Mediterranean war games must stop to allow talks: Germany
Germany on Thursday called for an end to naval exercises in the eastern Mediterranean Sea to allow space for talks between Greece and Turkey.
"We need a diplomatic solution to this conflict... The preconditions for these talks are that these maneuvers in the eastern Mediterranean are stopped," German Foreign Minister Heiko Maas told reporters in Berlin. "For sure the parties will not sit down at the table when warships are facing each other in the eastern Mediterranean."
EU foreign ministers meeting in Berlin are discussing tensions in the area. Germany's intensifying efforts to calm the rhetoric and get talks on track have so far been ineffective.
Turkish President Recep Tayyip Erdogan says his country will not give up "what it deserves" in the Mediterranean Sea, warning Greece against making mistakes that would pave the way to its "ruin".
Erdogan has also vowed to continue the country's energy exploration in the disputed waters despite warnings from the EU and the military buildup by France.
NATO says seeks to avoid accidental clashes in East Mediterranean
Later on Thursday, the North Atlantic Treaty Organization (NATO) said it is looking for ways to avoid accidental clashes in the Eastern Mediterranean while supporting German diplomatic efforts to defuse the worsening dispute over energy resources there
Speaking to Reuters, NATO's secretary general, Jens Stoltenberg, said the military alliance is considering "deconfliction" measures to prevent naval accidents in that region, but refrained from giving further details.
"I am also exploring the possibilities of NATO developing mechanisms to prevent incidents and accidents, a set of deconfliction mechanisms," Stoltenberg said after meeting with European Union defense ministers.

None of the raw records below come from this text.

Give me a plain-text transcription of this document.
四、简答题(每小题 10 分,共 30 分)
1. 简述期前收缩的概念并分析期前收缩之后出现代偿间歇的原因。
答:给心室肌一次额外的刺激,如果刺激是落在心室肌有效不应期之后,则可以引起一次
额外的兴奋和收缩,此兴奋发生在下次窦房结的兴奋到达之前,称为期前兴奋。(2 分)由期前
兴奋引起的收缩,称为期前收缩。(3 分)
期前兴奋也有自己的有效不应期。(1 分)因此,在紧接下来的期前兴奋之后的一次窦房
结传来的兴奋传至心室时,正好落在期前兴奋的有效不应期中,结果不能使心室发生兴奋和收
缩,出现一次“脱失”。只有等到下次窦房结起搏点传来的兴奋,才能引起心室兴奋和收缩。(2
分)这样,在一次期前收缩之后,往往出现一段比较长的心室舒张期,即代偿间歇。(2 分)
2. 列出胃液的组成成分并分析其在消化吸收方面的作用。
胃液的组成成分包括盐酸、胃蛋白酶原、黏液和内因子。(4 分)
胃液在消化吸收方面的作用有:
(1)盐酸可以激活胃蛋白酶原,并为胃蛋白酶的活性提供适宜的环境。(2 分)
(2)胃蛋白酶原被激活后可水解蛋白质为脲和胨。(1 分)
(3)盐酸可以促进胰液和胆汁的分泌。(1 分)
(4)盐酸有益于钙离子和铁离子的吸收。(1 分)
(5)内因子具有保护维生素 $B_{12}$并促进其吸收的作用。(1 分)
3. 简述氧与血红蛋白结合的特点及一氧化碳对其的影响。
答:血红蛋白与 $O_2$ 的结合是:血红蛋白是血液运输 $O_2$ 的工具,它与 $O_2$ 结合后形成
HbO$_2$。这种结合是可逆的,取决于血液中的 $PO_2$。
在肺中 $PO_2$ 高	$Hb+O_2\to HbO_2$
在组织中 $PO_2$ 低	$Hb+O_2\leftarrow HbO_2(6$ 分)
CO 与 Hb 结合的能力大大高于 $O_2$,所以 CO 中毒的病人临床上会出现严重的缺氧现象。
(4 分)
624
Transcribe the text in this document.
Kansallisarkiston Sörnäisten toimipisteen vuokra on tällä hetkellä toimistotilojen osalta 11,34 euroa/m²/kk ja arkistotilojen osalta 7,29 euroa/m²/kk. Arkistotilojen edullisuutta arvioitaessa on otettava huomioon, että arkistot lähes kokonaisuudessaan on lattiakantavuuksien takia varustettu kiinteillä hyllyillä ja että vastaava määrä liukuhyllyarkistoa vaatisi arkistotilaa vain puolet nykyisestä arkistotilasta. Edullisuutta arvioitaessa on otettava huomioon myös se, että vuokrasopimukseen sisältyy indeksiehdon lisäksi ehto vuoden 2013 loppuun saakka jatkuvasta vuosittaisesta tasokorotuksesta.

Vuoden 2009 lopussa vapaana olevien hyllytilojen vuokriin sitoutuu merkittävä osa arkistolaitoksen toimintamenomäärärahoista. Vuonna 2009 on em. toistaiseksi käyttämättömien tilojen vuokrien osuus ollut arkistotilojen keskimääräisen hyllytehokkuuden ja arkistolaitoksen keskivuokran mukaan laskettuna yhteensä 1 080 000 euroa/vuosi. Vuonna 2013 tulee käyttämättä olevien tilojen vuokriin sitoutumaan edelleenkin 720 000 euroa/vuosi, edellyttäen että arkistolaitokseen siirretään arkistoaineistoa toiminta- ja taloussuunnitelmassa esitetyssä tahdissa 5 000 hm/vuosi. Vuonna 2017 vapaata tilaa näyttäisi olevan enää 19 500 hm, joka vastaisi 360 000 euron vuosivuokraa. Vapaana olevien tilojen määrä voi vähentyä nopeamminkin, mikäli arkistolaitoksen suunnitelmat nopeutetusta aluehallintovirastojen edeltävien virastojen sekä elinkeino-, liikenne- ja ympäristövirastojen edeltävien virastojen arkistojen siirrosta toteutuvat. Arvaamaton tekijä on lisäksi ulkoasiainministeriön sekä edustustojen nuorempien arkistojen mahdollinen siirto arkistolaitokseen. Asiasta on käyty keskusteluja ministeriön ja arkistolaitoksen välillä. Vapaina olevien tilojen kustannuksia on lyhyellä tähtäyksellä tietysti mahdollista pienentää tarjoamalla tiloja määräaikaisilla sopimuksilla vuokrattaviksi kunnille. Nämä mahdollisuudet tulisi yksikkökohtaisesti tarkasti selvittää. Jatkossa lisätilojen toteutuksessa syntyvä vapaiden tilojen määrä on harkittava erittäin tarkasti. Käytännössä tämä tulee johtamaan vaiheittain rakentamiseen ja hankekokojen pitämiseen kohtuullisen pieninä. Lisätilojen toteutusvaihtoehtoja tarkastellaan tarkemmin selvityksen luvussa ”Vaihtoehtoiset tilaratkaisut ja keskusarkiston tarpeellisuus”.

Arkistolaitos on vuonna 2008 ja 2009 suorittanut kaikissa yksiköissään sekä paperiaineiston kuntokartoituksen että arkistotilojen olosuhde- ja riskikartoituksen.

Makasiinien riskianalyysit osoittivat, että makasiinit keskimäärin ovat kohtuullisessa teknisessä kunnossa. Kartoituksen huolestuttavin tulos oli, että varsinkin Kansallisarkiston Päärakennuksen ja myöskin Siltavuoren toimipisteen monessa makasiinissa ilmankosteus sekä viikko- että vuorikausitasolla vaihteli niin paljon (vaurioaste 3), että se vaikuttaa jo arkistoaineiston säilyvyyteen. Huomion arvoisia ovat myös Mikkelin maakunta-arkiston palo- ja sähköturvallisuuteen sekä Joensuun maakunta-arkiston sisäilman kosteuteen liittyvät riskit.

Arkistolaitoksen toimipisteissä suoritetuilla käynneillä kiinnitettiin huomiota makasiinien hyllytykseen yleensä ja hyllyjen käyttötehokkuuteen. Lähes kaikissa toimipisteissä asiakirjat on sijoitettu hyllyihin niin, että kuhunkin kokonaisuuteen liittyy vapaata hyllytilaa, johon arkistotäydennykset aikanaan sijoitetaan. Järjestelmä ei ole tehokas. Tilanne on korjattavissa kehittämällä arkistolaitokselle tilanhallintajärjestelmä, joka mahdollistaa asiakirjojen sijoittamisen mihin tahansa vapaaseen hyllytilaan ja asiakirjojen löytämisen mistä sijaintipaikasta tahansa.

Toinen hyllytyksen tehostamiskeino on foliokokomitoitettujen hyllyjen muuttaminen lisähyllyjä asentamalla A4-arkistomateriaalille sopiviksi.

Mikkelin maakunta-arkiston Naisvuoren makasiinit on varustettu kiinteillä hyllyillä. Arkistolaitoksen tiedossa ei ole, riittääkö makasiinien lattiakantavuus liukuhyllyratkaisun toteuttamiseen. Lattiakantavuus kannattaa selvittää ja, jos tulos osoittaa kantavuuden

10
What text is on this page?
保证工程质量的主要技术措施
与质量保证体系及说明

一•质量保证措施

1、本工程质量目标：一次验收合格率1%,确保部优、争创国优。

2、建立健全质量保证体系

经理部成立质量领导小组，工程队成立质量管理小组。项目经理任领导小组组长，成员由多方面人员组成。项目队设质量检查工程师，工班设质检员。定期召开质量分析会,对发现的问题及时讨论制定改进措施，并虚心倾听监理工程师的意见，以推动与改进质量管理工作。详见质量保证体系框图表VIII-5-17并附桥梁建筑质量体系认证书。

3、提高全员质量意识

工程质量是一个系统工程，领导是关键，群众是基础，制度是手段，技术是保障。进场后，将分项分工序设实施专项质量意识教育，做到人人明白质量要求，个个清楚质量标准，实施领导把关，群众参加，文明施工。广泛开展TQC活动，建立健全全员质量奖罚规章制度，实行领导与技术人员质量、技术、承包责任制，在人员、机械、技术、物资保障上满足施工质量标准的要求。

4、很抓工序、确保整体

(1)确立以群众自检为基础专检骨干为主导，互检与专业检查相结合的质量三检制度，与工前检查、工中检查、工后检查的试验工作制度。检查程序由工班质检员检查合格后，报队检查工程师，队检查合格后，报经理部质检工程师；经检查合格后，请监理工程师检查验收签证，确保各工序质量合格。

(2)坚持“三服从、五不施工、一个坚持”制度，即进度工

"The fact that there are so many ships, so many military capabilities in a quite limited area, that in itself is a reason for concern," he added.
Stoltenberg noted that said German Foreign Minister Heiko Maas' meetings during the current week in Athens and Ankara must be supported to allow Greece and Turkey to reduce tensions.
"What I think is important now is to support the German efforts to try to establish a platform for dialogue, for talks between two NATO allies, Turkey and Greece," he said.